Рассказывал Понкин не торопясь, с подробностями, так как бои недавней давности остались в его памяти.
— Казалось бы, раз так, дуй до горы, ломай хребет супостату! Наш капитан не из тех, кто, не ведая броду, кидается в воду. “Стоп! — скомандовал он батальону, — пустим-ка мы разведчиков. Михаил, отбери двоих, и айдате.
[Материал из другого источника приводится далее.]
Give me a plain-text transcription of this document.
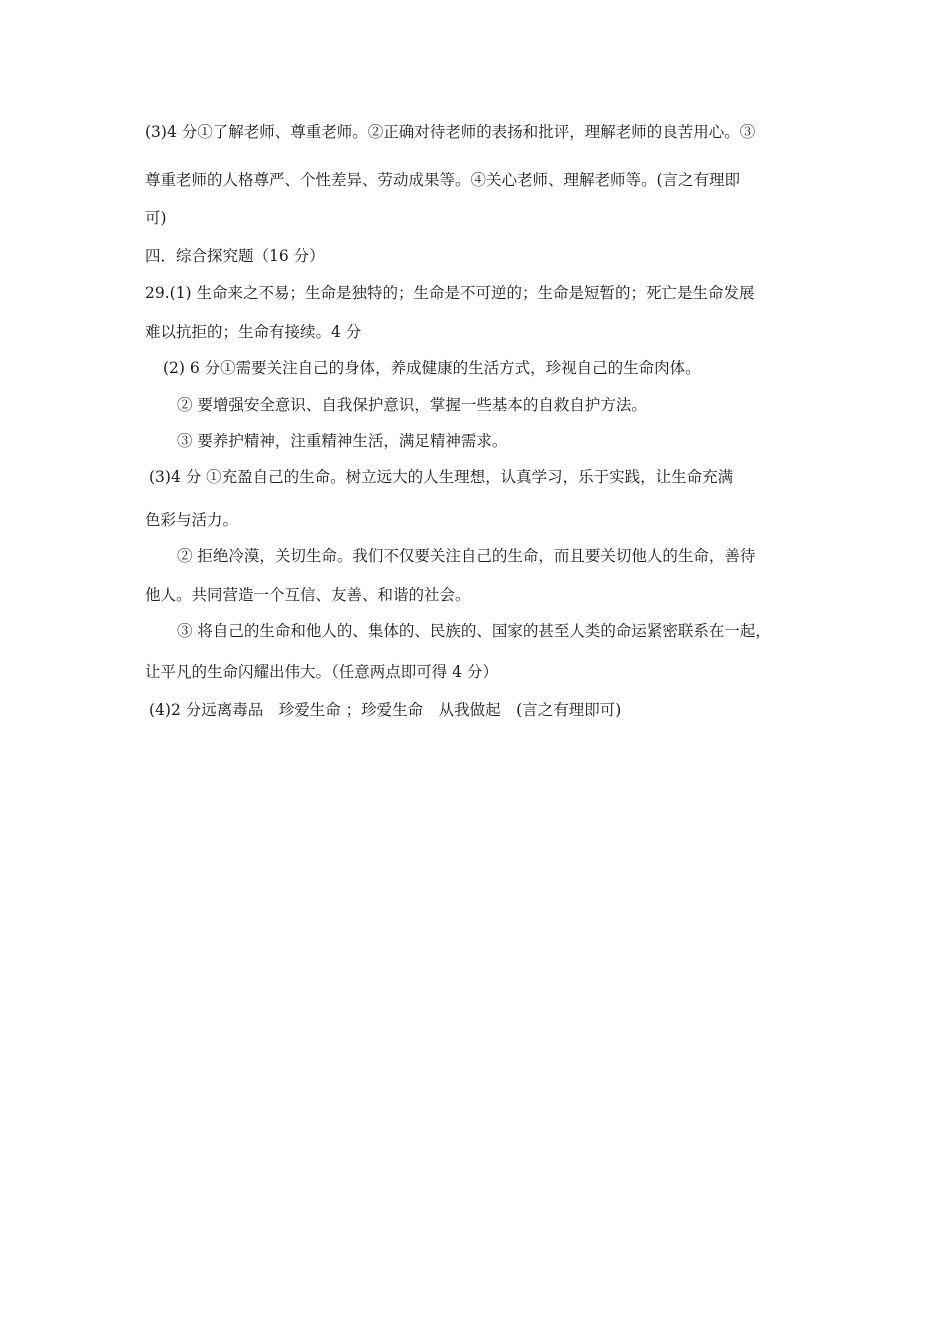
(3)4 分①了解老师、尊重老师。②正确对待老师的表扬和批评，理解老师的良苦用心。③
尊重老师的人格尊严、个性差异、劳动成果等。④关心老师、理解老师等。(言之有理即
可)
四．综合探究题（16 分）
29.(1) 生命来之不易；生命是独特的；生命是不可逆的；生命是短暂的；死亡是生命发展
难以抗拒的；生命有接续。4 分
(2) 6 分①需要关注自己的身体，养成健康的生活方式，珍视自己的生命肉体。
② 要增强安全意识、自我保护意识，掌握一些基本的自救自护方法。
③ 要养护精神，注重精神生活，满足精神需求。
(3)4 分 ①充盈自己的生命。树立远大的人生理想，认真学习，乐于实践，让生命充满
色彩与活力。
② 拒绝冷漠，关切生命。我们不仅要关注自己的生命，而且要关切他人的生命，善待
他人。共同营造一个互信、友善、和谐的社会。
③ 将自己的生命和他人的、集体的、民族的、国家的甚至人类的命运紧密联系在一起，
让平凡的生命闪耀出伟大。（任意两点即可得 4 分）
(4)2 分远离毒品　珍爱生命 ；珍爱生命　从我做起　(言之有理即可)
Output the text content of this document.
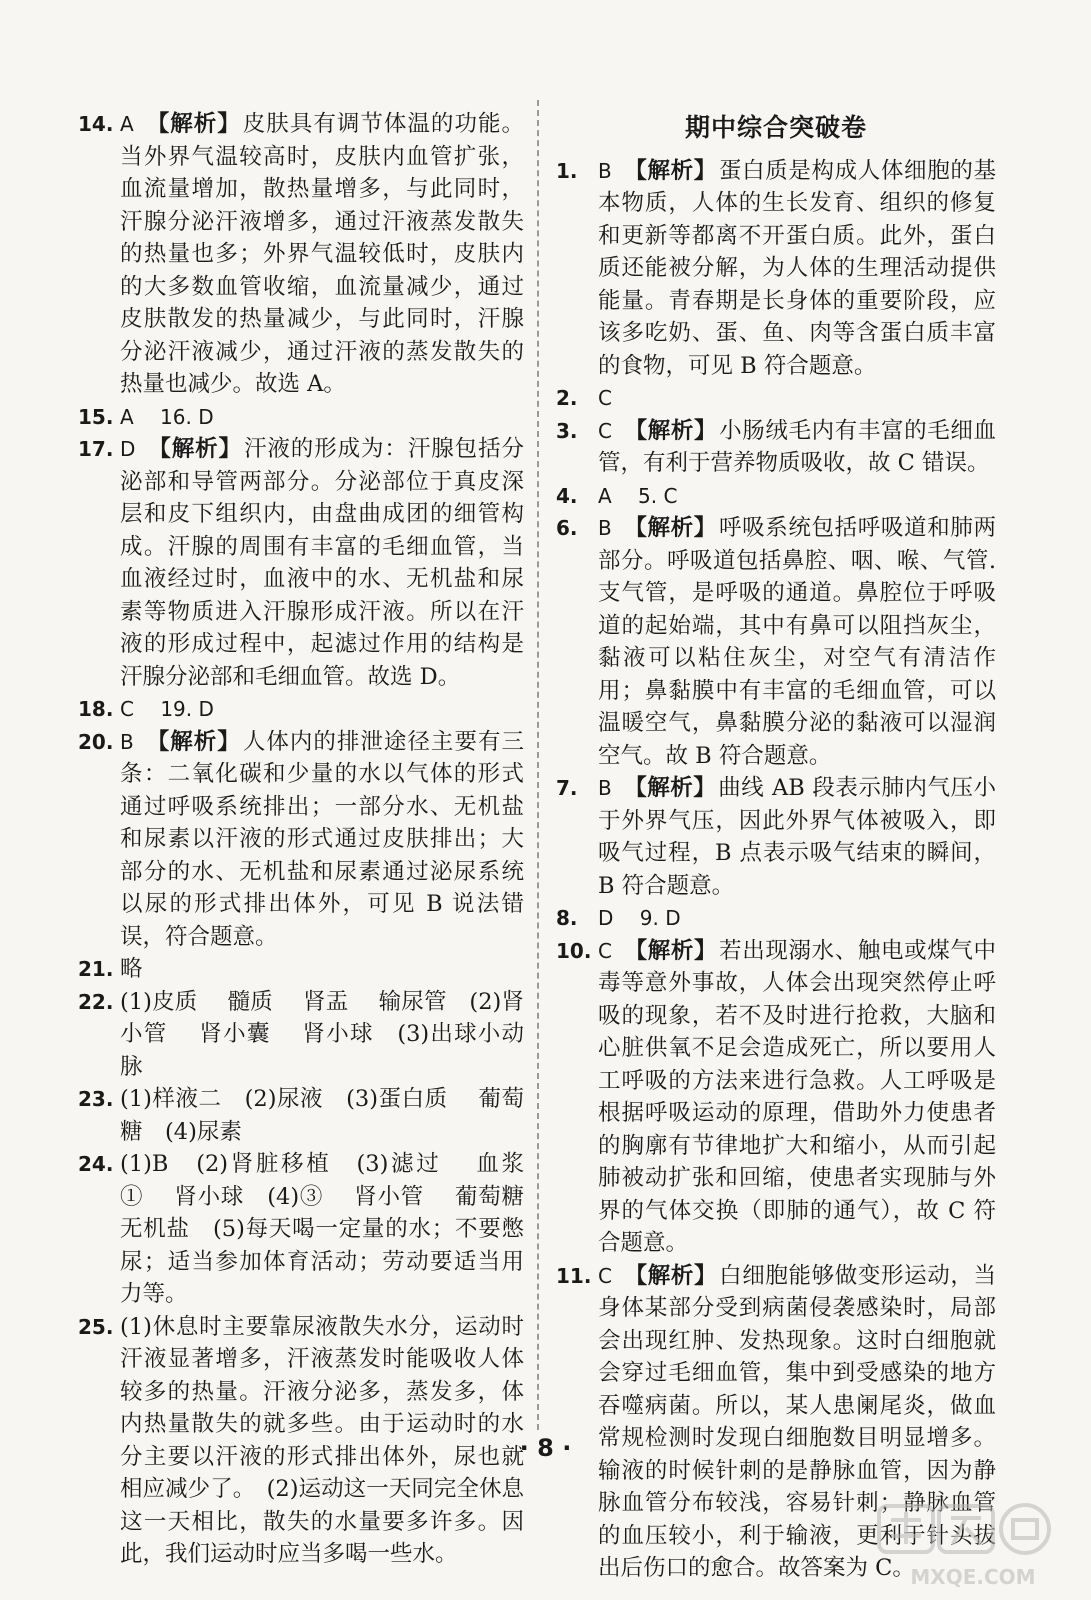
14. A 【解析】皮肤具有调节体温的功能。当外界气温较高时，皮肤内血管扩张，血流量增加，散热量增多，与此同时，汗腺分泌汗液增多，通过汗液蒸发散失的热量也多；外界气温较低时，皮肤内的大多数血管收缩，血流量减少，通过皮肤散发的热量减少，与此同时，汗腺分泌汗液减少，通过汗液的蒸发散失的热量也减少。故选 A。
15. A　 16. D
17. D 【解析】汗液的形成为：汗腺包括分泌部和导管两部分。分泌部位于真皮深层和皮下组织内，由盘曲成团的细管构成。汗腺的周围有丰富的毛细血管，当血液经过时，血液中的水、无机盐和尿素等物质进入汗腺形成汗液。所以在汗液的形成过程中，起滤过作用的结构是汗腺分泌部和毛细血管。故选 D。
18. C　 19. D
20. B 【解析】人体内的排泄途径主要有三条：二氧化碳和少量的水以气体的形式通过呼吸系统排出；一部分水、无机盐和尿素以汗液的形式通过皮肤排出；大部分的水、无机盐和尿素通过泌尿系统以尿的形式排出体外，可见 B 说法错误，符合题意。
21. 略
22. (1)皮质　 髓质　 肾盂　 输尿管　(2)肾小管　 肾小囊　 肾小球　(3)出球小动脉
23. (1)样液二　(2)尿液　(3)蛋白质　 葡萄糖　(4)尿素
24. (1)B　(2)肾脏移植　(3)滤过　 血浆　①　 肾小球　(4)③　 肾小管　 葡萄糖　 无机盐　(5)每天喝一定量的水；不要憋尿；适当参加体育活动；劳动要适当用力等。
25. (1)休息时主要靠尿液散失水分，运动时汗液显著增多，汗液蒸发时能吸收人体较多的热量。汗液分泌多，蒸发多，体内热量散失的就多些。由于运动时的水分主要以汗液的形式排出体外，尿也就相应减少了。　(2)运动这一天同完全休息这一天相比，散失的水量要多许多。因此，我们运动时应当多喝一些水。
期中综合突破卷
1. B 【解析】蛋白质是构成人体细胞的基本物质，人体的生长发育、组织的修复和更新等都离不开蛋白质。此外，蛋白质还能被分解，为人体的生理活动提供能量。青春期是长身体的重要阶段，应该多吃奶、蛋、鱼、肉等含蛋白质丰富的食物，可见 B 符合题意。
2. C
3. C 【解析】小肠绒毛内有丰富的毛细血管，有利于营养物质吸收，故 C 错误。
4. A　 5. C
6. B 【解析】呼吸系统包括呼吸道和肺两部分。呼吸道包括鼻腔、咽、喉、气管. 支气管，是呼吸的通道。鼻腔位于呼吸道的起始端，其中有鼻可以阻挡灰尘，黏液可以粘住灰尘，对空气有清洁作用；鼻黏膜中有丰富的毛细血管，可以温暖空气，鼻黏膜分泌的黏液可以湿润空气。故 B 符合题意。
7. B 【解析】曲线 AB 段表示肺内气压小于外界气压，因此外界气体被吸入，即吸气过程，B 点表示吸气结束的瞬间，B 符合题意。
8. D　 9. D
10. C 【解析】若出现溺水、触电或煤气中毒等意外事故，人体会出现突然停止呼吸的现象，若不及时进行抢救，大脑和心脏供氧不足会造成死亡，所以要用人工呼吸的方法来进行急救。人工呼吸是根据呼吸运动的原理，借助外力使患者的胸廓有节律地扩大和缩小，从而引起肺被动扩张和回缩，使患者实现肺与外界的气体交换（即肺的通气），故 C 符合题意。
11. C 【解析】白细胞能够做变形运动，当身体某部分受到病菌侵袭感染时，局部会出现红肿、发热现象。这时白细胞就会穿过毛细血管，集中到受感染的地方吞噬病菌。所以，某人患阑尾炎，做血常规检测时发现白细胞数目明显增多。输液的时候针刺的是静脉血管，因为静脉血管分布较浅，容易针刺；静脉血管的血压较小，利于输液，更利于针头拔出后伤口的愈合。故答案为 C。
· 8 ·
MXQE.COM
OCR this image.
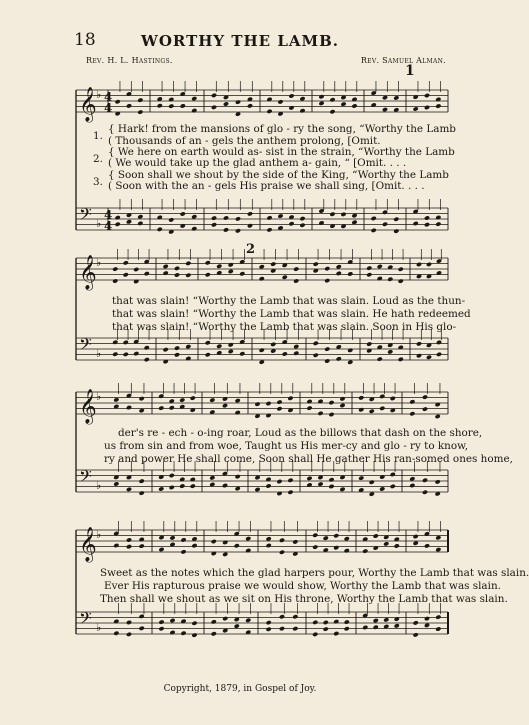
18	WORTHY THE LAMB.
Rev. H. L. Hastings.	Rev. Samuel Alman.
𝄞
𝄢
♭
♭
4
4
4
4
𝄞
𝄢
♭
♭
𝄞
𝄢
♭
♭
𝄞
𝄢
♭
♭
1
2
1.
2.
3.
{ Hark! from the mansions of glo - ry the song, “Worthy the Lamb
( Thousands of an - gels the anthem prolong, [Omit.
{ We here on earth would as- sist in the strain, “Worthy the Lamb
( We would take up the glad anthem a- gain, “ [Omit. . . .
{ Soon shall we shout by the side of the King, “Worthy the Lamb
( Soon with the an - gels His praise we shall sing, [Omit. . . .
that was slain! “Worthy the Lamb that was slain. Loud as the thun-
that was slain! “Worthy the Lamb that was slain. He hath redeemed
that was slain! “Worthy the Lamb that was slain. Soon in His glo-
der's re - ech - o-ing roar, Loud as the billows that dash on the shore,
us from sin and from woe, Taught us His mer-cy and glo - ry to know,
ry and power He shall come, Soon shall He gather His ran-somed ones home,
Sweet as the notes which the glad harpers pour, Worthy the Lamb that was slain.
Ever His rapturous praise we would show, Worthy the Lamb that was slain.
Then shall we shout as we sit on His throne, Worthy the Lamb that was slain.
Copyright, 1879, in Gospel of Joy.
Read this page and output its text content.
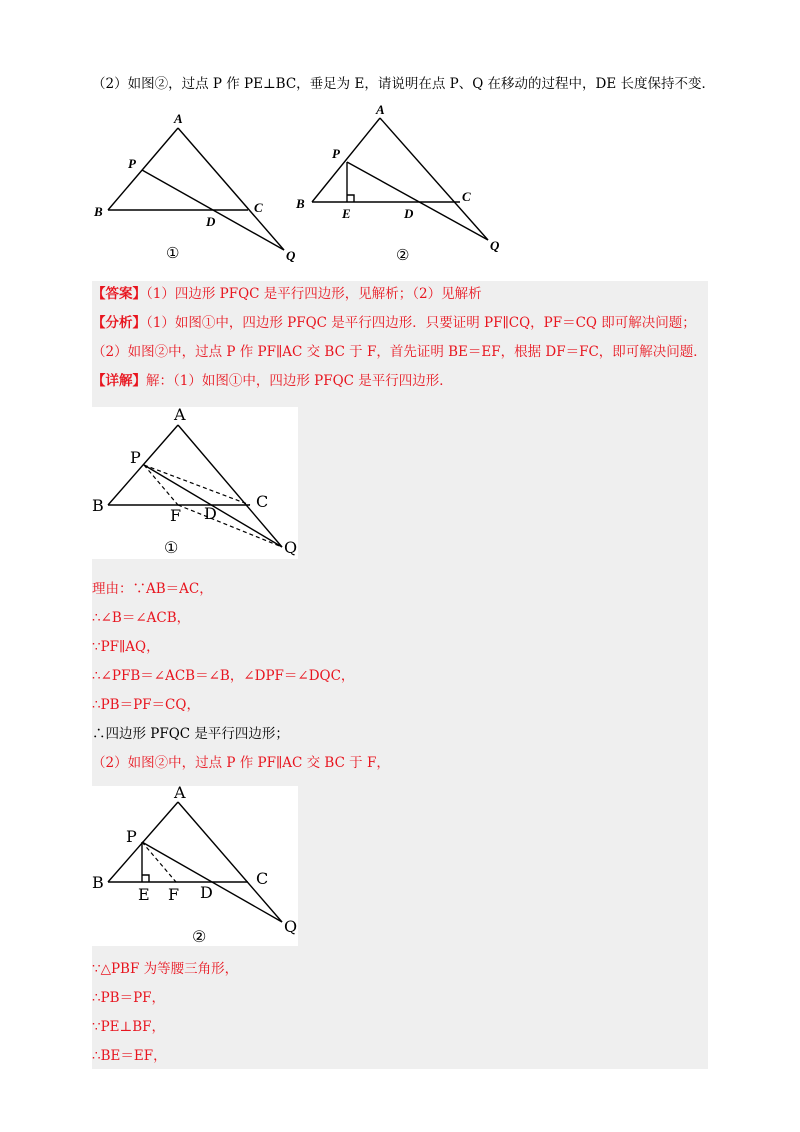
（2）如图②，过点 P 作 PE⊥BC，垂足为 E，请说明在点 P、Q 在移动的过程中，DE 长度保持不变．
A
B	C
D
P
Q
①
A
B	C
D
E
P
Q
②
【答案】（1）四边形 PFQC 是平行四边形，见解析；（2）见解析
【分析】（1）如图①中，四边形 PFQC 是平行四边形．只要证明 PF∥CQ，PF＝CQ 即可解决问题；
（2）如图②中，过点 P 作 PF∥AC 交 BC 于 F，首先证明 BE＝EF，根据 DF＝FC，即可解决问题．
【详解】解：（1）如图①中，四边形 PFQC 是平行四边形．
A
B	C
D
F
P
Q
①
理由：∵AB＝AC，
∴∠B＝∠ACB，
∵PF∥AQ，
∴∠PFB＝∠ACB＝∠B，∠DPF＝∠DQC，
∴PB＝PF＝CQ，
∴四边形 PFQC 是平行四边形；
（2）如图②中，过点 P 作 PF∥AC 交 BC 于 F，
A
B	C
D
E F
P
Q
②
∵△PBF 为等腰三角形，
∴PB＝PF，
∵PE⊥BF，
∴BE＝EF，
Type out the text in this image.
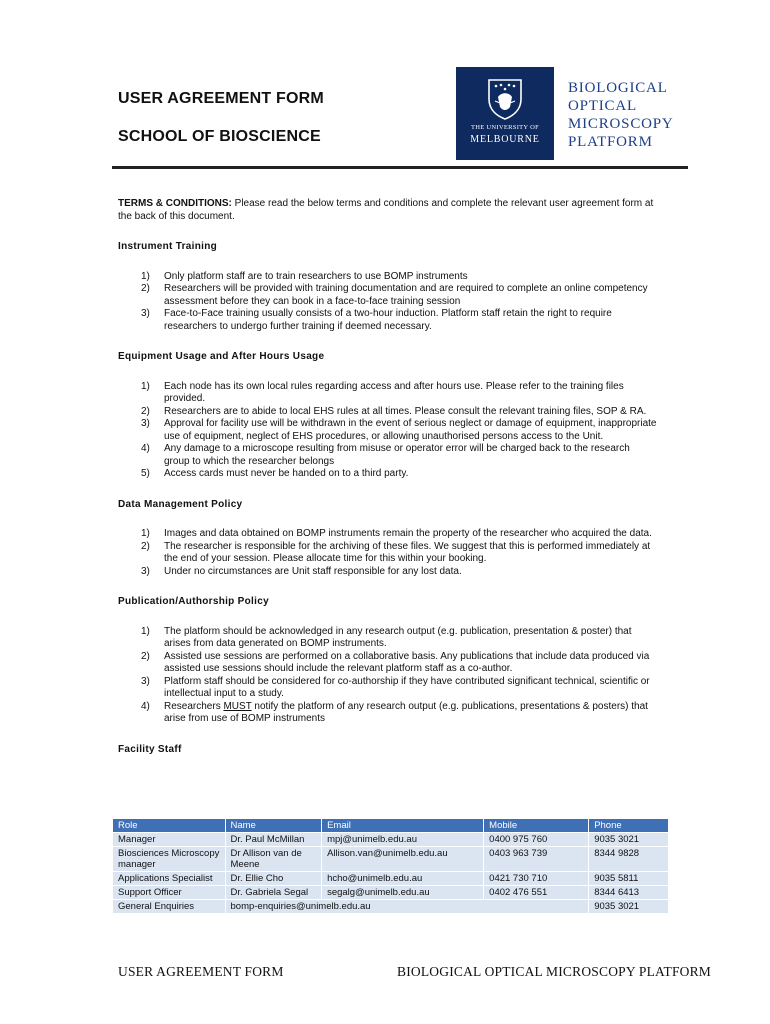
USER AGREEMENT FORM
SCHOOL OF BIOSCIENCE
THE UNIVERSITY OF
MELBOURNE
BIOLOGICAL
OPTICAL
MICROSCOPY
PLATFORM

TERMS & CONDITIONS: Please read the below terms and conditions and complete the relevant user agreement form at the back of this document.

Instrument Training
1) Only platform staff are to train researchers to use BOMP instruments
2) Researchers will be provided with training documentation and are required to complete an online competency assessment before they can book in a face-to-face training session
3) Face-to-Face training usually consists of a two-hour induction. Platform staff retain the right to require researchers to undergo further training if deemed necessary.
Equipment Usage and After Hours Usage
1) Each node has its own local rules regarding access and after hours use. Please refer to the training files provided.
2) Researchers are to abide to local EHS rules at all times. Please consult the relevant training files, SOP & RA.
3) Approval for facility use will be withdrawn in the event of serious neglect or damage of equipment, inappropriate use of equipment, neglect of EHS procedures, or allowing unauthorised persons access to the Unit.
4) Any damage to a microscope resulting from misuse or operator error will be charged back to the research group to which the researcher belongs
5) Access cards must never be handed on to a third party.
Data Management Policy
1) Images and data obtained on BOMP instruments remain the property of the researcher who acquired the data.
2) The researcher is responsible for the archiving of these files. We suggest that this is performed immediately at the end of your session. Please allocate time for this within your booking.
3) Under no circumstances are Unit staff responsible for any lost data.
Publication/Authorship Policy
1) The platform should be acknowledged in any research output (e.g. publication, presentation & poster) that arises from data generated on BOMP instruments.
2) Assisted use sessions are performed on a collaborative basis. Any publications that include data produced via assisted use sessions should include the relevant platform staff as a co-author.
3) Platform staff should be considered for co-authorship if they have contributed significant technical, scientific or intellectual input to a study.
4) Researchers MUST notify the platform of any research output (e.g. publications, presentations & posters) that arise from use of BOMP instruments
Facility Staff
Role	Name	Email	Mobile	Phone
Manager	Dr. Paul McMillan	mpj@unimelb.edu.au	0400 975 760	9035 3021
Biosciences Microscopy manager	Dr Allison van de Meene	Allison.van@unimelb.edu.au	0403 963 739	8344 9828
Applications Specialist	Dr. Ellie Cho	hcho@unimelb.edu.au	0421 730 710	9035 5811
Support Officer	Dr. Gabriela Segal	segalg@unimelb.edu.au	0402 476 551	8344 6413
General Enquiries	bomp-enquiries@unimelb.edu.au			9035 3021
USER AGREEMENT FORM	BIOLOGICAL OPTICAL MICROSCOPY PLATFORM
Деревня мне не нравится. Вы все проверьте, ответственно”. Идем, значит, как следует разведчикам, бдительно. По деревне я прошелся биноклем. Ничего, спокойно, чинно вокруг. Осталось преодолеть поле с гаоляном. Рассредоточившись, крадемся по полю. Вдруг моя нога попала будто в петлю. Я ногой дрыг, и тут началось. Деревня буквально взорвалась. Все виды огня обрушились на нас. Конец тебе, Мишка, думаю, но меня спасла борозда. Не глубокая, но достаточно верная.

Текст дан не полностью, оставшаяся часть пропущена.